Do it yourself kids theme bedrooms:animal safari furniture,crafts and decoration

So your little 'big game hunter' wants a bedroom that looks like Tarzan's vacation home? No problem - you can create a really great-looking safari-style room that won't break your budget.

Put the furniture in the garage, get out the rollers and paint trays and put down a protective covering for the floor. Take down any curtains, but leave the hardware for the new window treatment. Now paint the room a pale or medium gray, to create mysterious shadows. Let this dry according to the directions on the paint can. Next you'll need paint in several more colors: a half-gallon of dark green, a quart of brown, a quart of white and a quart of pale green, paint mixing cups, masking tape, paintbrushes of various widths, some poster board for stencils and scissors or a craft knife to cut them out, poster paint and small brushes. Draw freehand leaf shapes on the poster board and cut them out.

First, starting at the baseboard, paint crooked and forked vertical lines on the walls with the brown paint to represent tree trunks. Mix a little white paint and some of the brown paint in a mixing cup, making a dark tan. Paint more lines while varying the brush width, to add more tree trunks and the illusion of thick underbrush. Let the tree trunks and twigs dry.

Now use masking tape to tape the stencils to the walls and start painting leaves. Vary the sizes and colors, and gradually fill in your tree and underbrush shapes. Let these dry thoroughly, and then you can add free-hand parrots, toucans and other bright birds with the poster paint. You could also add a monkey's mischievous face peeking around some of the leaves if you want. Or paint big golden eyes among the leaves, to represent jaguar or tiger eyes. If you have posters of animals, cut the animals out and glue them to the walls before you finish adding leaves. If the special paint job for the walls is going to take too much time, try your nearest wallpaper store for some really great-looking jungle prints that will be just as effective.

At a department store, look in the gardening section and get four six-foot bamboo poles, some sturdy gardening twine and a package of mosquito netting (or detour through the department store's yard goods section and purchase ten yards of white tulle or nylon net). The store should also have a small, plain jute rug to go beside the bed, and inexpensive bamboo roll-up shades for the windows, which can be hung using the same hardware as the curtains.

In order to stick to your budget, you'll want to use the same furniture. If it's in good shape, then just clean it and put it back in the bedroom. If you decide to paint, then paint all the pieces to match. You can get really creative with this paint job - think tan with black dots for a jaguar effect on the furniture, yellow with brown squares to resemble a giraffe, orange with black stripes for a tiger or black and white stripes for a zebra.

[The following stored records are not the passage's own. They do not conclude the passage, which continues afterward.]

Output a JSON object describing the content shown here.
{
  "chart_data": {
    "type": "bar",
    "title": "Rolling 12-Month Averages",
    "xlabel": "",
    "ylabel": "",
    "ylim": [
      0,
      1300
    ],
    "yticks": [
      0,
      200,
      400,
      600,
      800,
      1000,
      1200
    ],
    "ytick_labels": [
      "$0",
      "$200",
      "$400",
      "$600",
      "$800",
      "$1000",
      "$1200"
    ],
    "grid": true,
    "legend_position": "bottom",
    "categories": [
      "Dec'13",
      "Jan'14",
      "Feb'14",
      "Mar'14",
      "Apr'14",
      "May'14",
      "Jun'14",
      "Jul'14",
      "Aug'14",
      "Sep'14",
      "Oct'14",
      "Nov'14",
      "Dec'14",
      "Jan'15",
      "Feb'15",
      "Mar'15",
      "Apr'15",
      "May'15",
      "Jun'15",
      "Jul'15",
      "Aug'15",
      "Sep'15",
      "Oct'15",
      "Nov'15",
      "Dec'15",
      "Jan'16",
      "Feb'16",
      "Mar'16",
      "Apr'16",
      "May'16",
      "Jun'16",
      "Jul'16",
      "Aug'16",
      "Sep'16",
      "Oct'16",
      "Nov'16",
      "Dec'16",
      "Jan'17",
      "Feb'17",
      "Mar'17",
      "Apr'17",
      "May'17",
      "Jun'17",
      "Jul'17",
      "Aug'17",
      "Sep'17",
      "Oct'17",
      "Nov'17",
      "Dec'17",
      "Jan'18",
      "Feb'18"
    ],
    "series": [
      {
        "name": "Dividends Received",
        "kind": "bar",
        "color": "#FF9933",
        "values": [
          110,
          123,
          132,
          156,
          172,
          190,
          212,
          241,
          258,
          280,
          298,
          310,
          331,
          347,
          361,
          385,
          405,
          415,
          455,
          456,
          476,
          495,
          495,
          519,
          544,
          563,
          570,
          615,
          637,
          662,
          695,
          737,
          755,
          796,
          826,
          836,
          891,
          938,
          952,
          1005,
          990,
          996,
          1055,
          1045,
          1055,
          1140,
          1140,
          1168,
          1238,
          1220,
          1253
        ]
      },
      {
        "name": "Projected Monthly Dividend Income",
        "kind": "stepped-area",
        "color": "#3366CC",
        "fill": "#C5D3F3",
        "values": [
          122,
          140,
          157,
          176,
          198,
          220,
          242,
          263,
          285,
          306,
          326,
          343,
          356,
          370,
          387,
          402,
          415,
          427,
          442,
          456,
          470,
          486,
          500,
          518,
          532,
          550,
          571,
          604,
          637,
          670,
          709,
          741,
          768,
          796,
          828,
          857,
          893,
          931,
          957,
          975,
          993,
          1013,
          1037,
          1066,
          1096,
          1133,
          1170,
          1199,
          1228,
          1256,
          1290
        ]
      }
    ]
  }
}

Remember you can update the bed with a coordinating animal-print bedspread, or make a coverlet for the bed from six yards of an animal or tropical forest print. (Divide the sewing material into two three-yard lengths and seam them together on a long side. Hem all around. This will create a coverlet, seamed down the middle and with enough material to pull over the pillows at the head of the bed.) Another great idea, especially for a boy's room, would be to get seven yards of strong tan denim and some heavy matching thread. Seam six yards of it as suggested above, and then use the other yard for making multiple pockets. Sew these onto the sides of the coverlet for extra storage of 'safari supplies' and toys during the daytime. Add lots of extra 'seaming' with lines of heavy thread so the coverlet looks like a safari jacket, and you've got a really special bed covering.

Next add the bamboo poles and mosquito netting to the bed. Lash the poles to the bed's legs with the gardening twine. (If the bed frame won't be re-used again, you can use carpenter's or super strength glue and simply glue the bamboo to the frame. But do use the twine for extra support while the glue dries.) Once the four poles are secured, one per corner, drape the mosquito or other netting across the tops of the bamboo poles (use some of the twine to tie it to the poles so it doesn't slip off) and let it enclose the bed, just like in the movies. If the bed won't be moved, you might use four L-brackets for securing the bamboo poles: fasten the L-brackets to the ceiling, and then slip the bamboo poles over the other end of each bracket. You'll have to cut the mosquito netting into panels and then staple it to the poles and ceiling instead of just draping it.

Have some 'crafty' fun with the accessories in the room. Add animal-print ribbon to an existing mirror frame. Bring tired pillows back to life by covering them with a 'jungle print' of exotic leaves and flowers. Cover lamp bases by using your hot-glue gun to attach silk flowers and lush greenery. Put the small jute rug beside the bed. Sling a canteen or a pair of binoculars over one of the bedposts, or hang from a wall peg. Cover a director's chair with fake fur or the same jungle print you used for the pillows. If you can find a used refrigerator carton, or some other large cardboard box, draw and cut out a giraffe or baby elephant to paint and then stand in the corner. Let your imagination run as wild as the animals found during a safari, and you'll have as much fun re-doing the room as the lucky kid who's going to live there.